The primary consumer to date has been as a backend for the event
handling in the userspace networking stack, DPDK. DLB2 has an existing
polled-mode-userspace driver for that use case. So I said, "great,
just add more features to that userspace driver and you're done". In
fact there was DLB1 hardware that also had a polled-mode-userspace
driver. So, the next question is "what's changed in DLB2 where a
userspace driver is no longer suitable?". The new use case for DLB2 is
new hardware support for a host driver to carve up device resources
into smaller sets (vfio-mdevs) that can be assigned to guests (Intel
calls this new hardware capability SIOV: Scalable IO Virtualization).

Hardware resource management is difficult to handle in userspace
especially when bare-metal hardware events need to coordinate with
guest-VM device instances. This includes a mailbox interface for the
guest VM to negotiate resources with the host driver. Another more
practical roadblock for a "DLB2 in userspace" proposal is the fact
that it implements what are in-effect software-defined-interrupts to
go beyond the scalability limits of PCI MSI-x (Intel calls this
Interrupt Message Store: IMS). So even if hardware resource management
was awkwardly plumbed into a userspace daemon there would still need
to be kernel enabling for device-specific extensions to
drivers/vfio/pci/vfio_pci_intrs.c for it to understand the IMS
interrupts of DLB2 in addition to PCI MSI-x.

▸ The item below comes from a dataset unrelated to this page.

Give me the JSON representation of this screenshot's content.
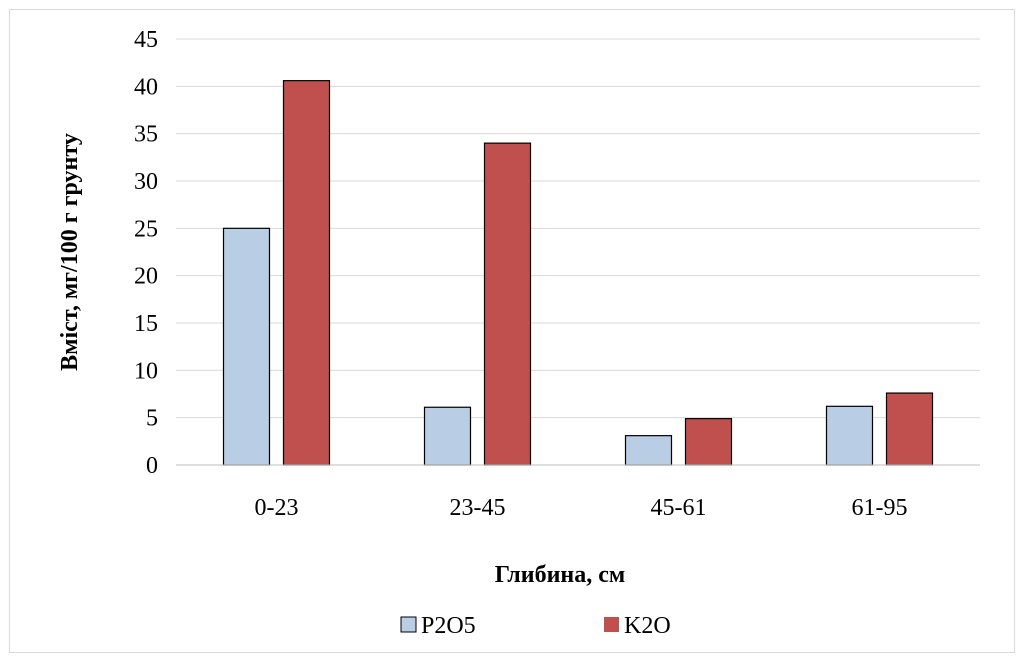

While that still might be solvable in userspace if you squint at it, I
don't think Linux end users are served by pushing all of hardware
resource management to userspace. VFIO is mostly built to pass entire
PCI devices to guests, or in coordination with a kernel driver to
describe a subset of the hardware to a virtual-device (vfio-mdev)
interface. The rub here is that to date kernel drivers using VFIO to
provision mdevs have some existing responsibilities to the core kernel
like a network driver or DMA offload driver. The DLB2 driver offers no
such service to the kernel for its primary role of accelerating a
userspace data-plane. I am assuming here that  the padata
proof-of-concept is interesting, but not a compelling reason to ship a
driver compared to giving end users competent kernel-driven
hardware-resource assignment for deploying DLB2 virtual instances into
guest VMs.

My "just continue in userspace" suggestion has no answer for the IMS
interrupt and reliable hardware resource management support
requirements. If you're with me so far we can go deeper into the
details, but in answer to your previous questions most of the TLAs
were from the land of "SIOV" where the VFIO community should be
brought in to review. The driver is mostly a configuration plane where
the fast path data-plane is entirely in userspace. That configuration
plane needs to manage hardware events and resourcing on behalf of
guest VMs running on a partitioned subset of the device. There are
worthwhile questions about whether some of the uapi can be refactored
to common modules like uacce, but I think we need to get to a first
order understanding on what DLB2 is and why the kernel has a role
before diving into the uapi discussion.

Any clearer?

So, in summary drivers/misc/ appears to be the first stop in the
review since a host driver needs to be established to start the VFIO
enabling campaign. With my community hat on, I think requiring
standalone host drivers is healthier for Linux than broaching the
subject of VFIO-only drivers. Even if, as in this case, the initial
host driver is mostly implementing a capability that could be achieved
with a userspace driver.